CALO Enron Email Dataset
The Carnegie Mello University (CMU) CALO Project dataset is perhaps the most widely used data set and is available for download at http://www.cs.cmu.edu/~enron/. This dataset is a derivative of the FERC dataset and has been referenced in many email research studies and is also used by many commercial E-Discovery organizations. The CMU page describes this dataset as follows:
- This dataset was collected and prepared by the CALO Project (A Cognitive Assistant that Learns and Organizes).
- It contains data from 150 custodians, mostly senior management of Enron, organized into folders.
- The corpus contains a total of about 0.5M messages.

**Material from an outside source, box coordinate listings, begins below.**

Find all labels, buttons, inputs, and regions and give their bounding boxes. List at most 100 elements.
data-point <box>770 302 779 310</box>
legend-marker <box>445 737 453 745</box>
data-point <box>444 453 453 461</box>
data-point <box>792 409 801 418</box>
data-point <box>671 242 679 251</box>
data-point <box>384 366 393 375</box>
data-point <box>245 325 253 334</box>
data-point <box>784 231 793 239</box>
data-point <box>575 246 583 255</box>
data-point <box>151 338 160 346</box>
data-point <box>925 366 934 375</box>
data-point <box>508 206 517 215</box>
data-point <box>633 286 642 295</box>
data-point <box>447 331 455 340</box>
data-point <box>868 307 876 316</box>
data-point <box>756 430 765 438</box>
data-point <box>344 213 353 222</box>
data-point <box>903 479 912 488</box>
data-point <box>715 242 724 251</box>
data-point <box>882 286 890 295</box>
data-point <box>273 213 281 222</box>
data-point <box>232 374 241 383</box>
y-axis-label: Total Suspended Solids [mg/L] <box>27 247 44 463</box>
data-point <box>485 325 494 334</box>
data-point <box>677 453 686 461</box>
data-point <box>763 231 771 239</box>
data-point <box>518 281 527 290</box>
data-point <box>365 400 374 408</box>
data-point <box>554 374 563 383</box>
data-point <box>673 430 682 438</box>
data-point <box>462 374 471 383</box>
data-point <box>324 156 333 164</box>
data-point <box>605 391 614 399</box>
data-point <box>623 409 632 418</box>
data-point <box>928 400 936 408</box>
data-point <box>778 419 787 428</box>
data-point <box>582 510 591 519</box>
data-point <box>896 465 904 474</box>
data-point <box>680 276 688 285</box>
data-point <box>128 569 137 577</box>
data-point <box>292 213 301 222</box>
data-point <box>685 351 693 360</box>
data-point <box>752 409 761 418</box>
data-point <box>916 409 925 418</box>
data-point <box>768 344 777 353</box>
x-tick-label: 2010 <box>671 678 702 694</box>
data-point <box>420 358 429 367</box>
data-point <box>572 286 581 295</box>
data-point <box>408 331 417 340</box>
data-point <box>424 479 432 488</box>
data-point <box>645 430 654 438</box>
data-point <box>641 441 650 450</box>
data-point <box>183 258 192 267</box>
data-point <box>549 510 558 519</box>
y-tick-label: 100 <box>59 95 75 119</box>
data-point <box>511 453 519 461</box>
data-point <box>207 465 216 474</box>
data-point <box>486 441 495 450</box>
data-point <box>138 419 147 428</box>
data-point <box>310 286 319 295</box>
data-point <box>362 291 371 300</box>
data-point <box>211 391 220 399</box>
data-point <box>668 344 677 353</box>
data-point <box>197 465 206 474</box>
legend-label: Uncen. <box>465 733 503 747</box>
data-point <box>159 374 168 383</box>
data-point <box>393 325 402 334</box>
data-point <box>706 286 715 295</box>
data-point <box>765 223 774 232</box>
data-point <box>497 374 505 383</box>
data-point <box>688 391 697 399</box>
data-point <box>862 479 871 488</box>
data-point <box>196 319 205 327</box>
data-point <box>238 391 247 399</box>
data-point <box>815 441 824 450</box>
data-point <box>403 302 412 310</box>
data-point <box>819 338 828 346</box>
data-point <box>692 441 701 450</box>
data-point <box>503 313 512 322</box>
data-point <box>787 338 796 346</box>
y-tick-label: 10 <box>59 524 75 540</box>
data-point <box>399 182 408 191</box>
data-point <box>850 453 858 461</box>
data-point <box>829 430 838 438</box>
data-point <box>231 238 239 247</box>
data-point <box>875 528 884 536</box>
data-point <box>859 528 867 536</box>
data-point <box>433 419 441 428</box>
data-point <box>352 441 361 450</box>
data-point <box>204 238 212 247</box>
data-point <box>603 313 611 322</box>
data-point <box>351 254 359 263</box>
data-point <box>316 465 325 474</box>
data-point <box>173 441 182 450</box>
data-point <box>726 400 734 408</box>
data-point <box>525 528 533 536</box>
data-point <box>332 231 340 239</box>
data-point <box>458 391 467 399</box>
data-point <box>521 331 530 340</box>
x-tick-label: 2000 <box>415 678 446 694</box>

- This data was originally made public, and posted to the web, by the Federal Energy Regulatory Commission during its investigation.
- The email dataset was later purchased by Leslie Kaelbling at MIT, and turned out to have a number of integrity problems. A number of folks at SRI, notably Melinda Gervasio, worked hard to correct these problems, and it is thanks to them (not me) that the dataset is available.
- The dataset here
- does not include attachments, and
- some messages have been deleted “as part of a redaction effort due to requests from affected employees”.
- Invalid email addresses were converted to something of the form firstname.lastname@example.org whenever possible (i.e., recipient is specified in some parse-able format like “Doe, John” or “Mary K. Smith”) and to email@example.com when no recipient was specified.
CALO correctly identified 8 duplicate, misspelled custodians in the FERC dataset, resulting in 150 CALO custodians vs. 158 FERC custodians.
In addition to the above, the CALO dataset has a number of optimizations:
- Message-ID: New Message-IDs have been created and used in place of existing Message-IDs
- Date: Dates have been canonicalized replacing the raw dates
- Headers: Some other headers are missing from the email
Removing the attachments makes the dataset much more manageable in size. However, attachments are still useful for certain investigations and Mark Dredze has created a version of the CALO dataset with attachment information brought over from the FERC dataset.
K. Krasnow Waterman discusses how these changes affect the email in Knowledge Discovery in Corporate Email: The Compliance Bot Meets Enron, 2006.